OK, durch. Der nachfolgende Text enthält Spoiler, vor dem Lesen wird gewarnt
Nach dem dritten Polychora-Band möchte ich ein Buchzitat bringen, dass meine Gefühle zum Plot der drei Romane ziemlich genau beschreibt: "Ich will das alles nur hinter mir lassen. Will nichts mehr von Quantenmagie und Glitter sehen."
Das grundsätzliche Setting fand ich interessant. Eine in der Milchstraße gestrandete Arche mit verschiedensten Lebensräumen, Schattenvölkern, Zeitabläufen etc. (Btw. noch jemand, der hier sofort an einen Chaotender gedacht hat?). Was mich nicht fasziniert hat, war dieses Handwedel-Zauberzeugs, mit dem man (Schmidt) alles oder auch nichts erreichen konnte. Schon der Psi-Materie-Wunderstoff im letzten Perry-Zyklus war mir zuwider, und der Quantenkram hatte für mich exakt die gleiche Wirkung. Eigentlich hätte es ihn auch nicht gebraucht. Das Setting an sich wäre aus meiner Sicht für eine tolle Atlan-Geschichte gut gewesen. Der entfesselte Stoff, der eine ganze Galaxis bedroht bzw. entvölkert: Das ist etwas ganz anderes, aber diese Zaubermacht in den Händen von Individuen: Nicht meins.
Der Antagonist Schmidt reiht sich für meinen Geschmack nahtlos in die Reihe der eindimensionalen Schurken des Perryversums ein. Absolute Macht korrumpiert absolut, und Schmidt war von Anfang an kein Charakter, dem ich auch nur ein wenig Sympathie entgegen bringen konnte. Ich bin der Ansicht, ein "guter" Gegenspieler ist jemand, bei dem man immer auch sagen kann: Ein wenig hat er ja recht." Dieser Aspekt fehlt mir bei Schmidt vollständig, was die Lektüre von Polychora für mich stellenweise einfach nur ermüdend, langweilig machte. Da wir keine Leiche gesehen haben, fürchte ich bei ihm den berüchtigten Lok'Aurazin-Effekt. Himmel hilf.
Zum Glück gab es auch positive Aspekte der Trilogie, und das nicht zu knapp. Der Wanderer und sein Raumschiff (btw. noch jemand, der bei dem Bild auf P 2 sofort an die Vorlonen gedacht hat?), bei denen man eben nicht sofort wusste, wie die einzuordnen waren und deren Rolle, auch im Abschlussband, lange rätselhaft blieb.
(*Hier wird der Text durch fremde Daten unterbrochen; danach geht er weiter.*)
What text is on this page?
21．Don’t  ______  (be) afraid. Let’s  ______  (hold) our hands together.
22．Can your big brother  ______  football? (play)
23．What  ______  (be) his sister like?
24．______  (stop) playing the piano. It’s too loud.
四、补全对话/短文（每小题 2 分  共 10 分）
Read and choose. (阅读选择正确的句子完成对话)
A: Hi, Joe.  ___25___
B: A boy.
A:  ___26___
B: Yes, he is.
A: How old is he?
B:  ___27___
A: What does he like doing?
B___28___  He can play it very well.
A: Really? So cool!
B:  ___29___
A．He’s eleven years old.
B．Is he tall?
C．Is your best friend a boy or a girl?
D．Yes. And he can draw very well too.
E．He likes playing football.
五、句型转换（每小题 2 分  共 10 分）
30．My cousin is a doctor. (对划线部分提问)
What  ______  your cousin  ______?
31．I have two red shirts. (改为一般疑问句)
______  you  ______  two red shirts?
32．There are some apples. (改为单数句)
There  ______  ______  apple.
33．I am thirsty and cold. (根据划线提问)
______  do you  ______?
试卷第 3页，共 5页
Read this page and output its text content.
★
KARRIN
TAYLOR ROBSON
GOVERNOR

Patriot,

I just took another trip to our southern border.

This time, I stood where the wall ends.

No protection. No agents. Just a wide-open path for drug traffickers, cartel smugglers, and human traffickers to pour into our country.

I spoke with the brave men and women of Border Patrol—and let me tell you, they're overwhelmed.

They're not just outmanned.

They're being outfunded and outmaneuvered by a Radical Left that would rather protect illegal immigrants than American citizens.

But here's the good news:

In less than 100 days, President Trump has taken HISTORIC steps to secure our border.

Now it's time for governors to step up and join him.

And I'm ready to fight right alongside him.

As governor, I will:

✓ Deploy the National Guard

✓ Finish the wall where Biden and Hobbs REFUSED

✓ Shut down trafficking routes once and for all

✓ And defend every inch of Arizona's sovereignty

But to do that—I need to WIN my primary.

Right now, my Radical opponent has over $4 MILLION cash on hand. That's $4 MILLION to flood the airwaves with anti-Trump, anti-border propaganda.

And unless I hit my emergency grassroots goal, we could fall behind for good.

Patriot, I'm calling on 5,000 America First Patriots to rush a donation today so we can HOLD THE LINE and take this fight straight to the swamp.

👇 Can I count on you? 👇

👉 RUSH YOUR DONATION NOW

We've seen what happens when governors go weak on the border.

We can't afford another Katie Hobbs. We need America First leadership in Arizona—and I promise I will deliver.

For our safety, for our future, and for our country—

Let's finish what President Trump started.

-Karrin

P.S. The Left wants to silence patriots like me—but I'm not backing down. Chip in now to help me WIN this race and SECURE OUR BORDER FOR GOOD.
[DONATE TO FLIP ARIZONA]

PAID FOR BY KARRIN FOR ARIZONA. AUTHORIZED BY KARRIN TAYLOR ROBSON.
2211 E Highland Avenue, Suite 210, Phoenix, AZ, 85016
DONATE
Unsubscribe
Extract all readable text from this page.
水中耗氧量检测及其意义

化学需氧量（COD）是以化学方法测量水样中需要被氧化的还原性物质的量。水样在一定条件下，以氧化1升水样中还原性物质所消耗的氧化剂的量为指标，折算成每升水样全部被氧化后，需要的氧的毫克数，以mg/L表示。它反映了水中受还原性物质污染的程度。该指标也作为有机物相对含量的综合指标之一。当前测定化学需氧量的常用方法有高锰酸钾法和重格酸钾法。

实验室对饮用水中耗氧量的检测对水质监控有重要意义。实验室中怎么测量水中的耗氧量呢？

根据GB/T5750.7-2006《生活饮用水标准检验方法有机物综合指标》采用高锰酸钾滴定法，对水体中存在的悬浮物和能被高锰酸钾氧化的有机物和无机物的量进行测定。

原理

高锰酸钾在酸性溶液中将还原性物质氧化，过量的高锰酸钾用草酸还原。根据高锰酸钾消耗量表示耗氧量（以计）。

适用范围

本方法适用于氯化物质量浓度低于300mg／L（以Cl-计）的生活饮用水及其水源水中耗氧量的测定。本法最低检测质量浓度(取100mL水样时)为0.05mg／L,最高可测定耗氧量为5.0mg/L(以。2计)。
Der Schauplatz einer abgelegenen Orbitalstadt, einer ominösen Sekte, eines Quasi-Kartells, Intrigen, verwegener Ernte-Flüge in eine höllische Atmosphäre: DAS ist der Stoff, aus dem USO-Abenteuer sind, sehr gelungen.
Tipa Riordan im Breitwandformat. Immer wieder lesenswert. Gerade ihre Beziehung zu ihrem Wesir war toll geschildert und erlaubt einen kleinen Blick hinter die Kulissen der beiden. Faun wird mehr und mehr zu einer Haupt-Nebenfigur. Gefällt mir. Ihre Kabbeleien mit Atlans Stellvertreterin waren vergnüglich. Die rotzfreche Smilerin, mit der Dennis Tante Tipa ärgert, hat mir großen Spaß gemacht. Das Orakel nicht zu vergessen. Allerdings wird Tipa offenbar alt. Zunächst wird sie von Schmidt 'reingelegt, dann dreht Falton ihr eine lange Nase (noch jemand, dessen Leiche wir nicht gesehen haben).
Im ersten Band hat mir der Zwerg Tarquosch die Krücke (bei dem ich zuerst an eine Tipa-Maske oder einen Tipa-Roboter gedacht hatte) sehr gut gefallen, leider hat Rüdiger ihn in Band Zwei recht rücksichtslos entsorgt und auch vorher anders geschildert als Achim.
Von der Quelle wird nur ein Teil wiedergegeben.